Very often a healthcare provider – when confronted during the audit on a recordkeeping deficiency or some other practice – starts arguing with the auditor: this is how it’s always been done, everybody is doing this, I know better what is right for my patients, etc. Not the best tactic when you are facing a substantial recoupment or your contract is at stake. Instead, tell a story: collect your evidence – including legal arguments and precedents – showing that your practice complies with the standard of care and that you have complied with the law and contractual terms. For example, recently Medicaid and Medicare have been recouping (and causing other problems) based on cut-and-paste notes arguing that every service should be individualized and pasting the notes from one patient to another puts legitimacy of the service at doubt.  If that’s the case, do not argue but tell your story: include other individualized records for that specific patient to show that this was a legitimate service provided. The auditor is looking at plain numbers and dry text – turn your records into a story. Also, even if not too much money is involved in the audit, do your appeal anyway. Failure to do so, may result in subsequent increased audits.

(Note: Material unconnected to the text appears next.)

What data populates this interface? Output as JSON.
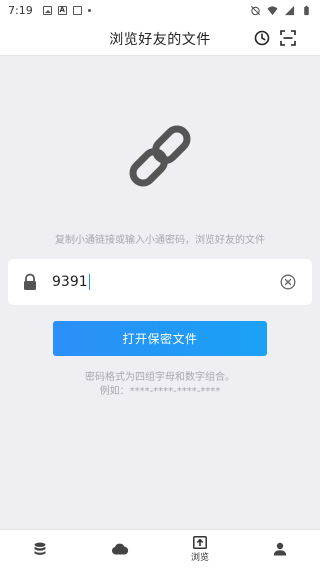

I can’t tell how many times we could have helped our client in a more efficient way, if we were engaged earlier on. Even if the question is a technical one, contact your counsel who can protect your legal interest, which can come handy at a later stage. For example, if you are dealing with a Medicare reimbursement appeal (or Medicaid), the counsel can help you navigate the appeal process and make sure the agency or its contractor is complying with the appeal rules, correctly interprets contractual language and applicable rules and regulations (you’ll be surprised how often a government auditing agent neglects these). Also, the counsel can help you with procedural details. For example, with Medicare you have 120 days to appeal, but you should do it in 30 days to prevent recoupments and start the appeal process. Medicare and Medicaid hearings are conducted in a different manner. For example, a Medicare hearing takes forever to schedule – currently over 3 years and it is done via the phone. While Medicaid is an in-person hearing and you can negotiate. When lots of money is involved in the audit, we engage experts to which the agency will listen and who have no interest in the outcome. In other words, your counsel is your asset during an appeal process and not an expense.

Don’t confront but tell stories (with your counsel by your side).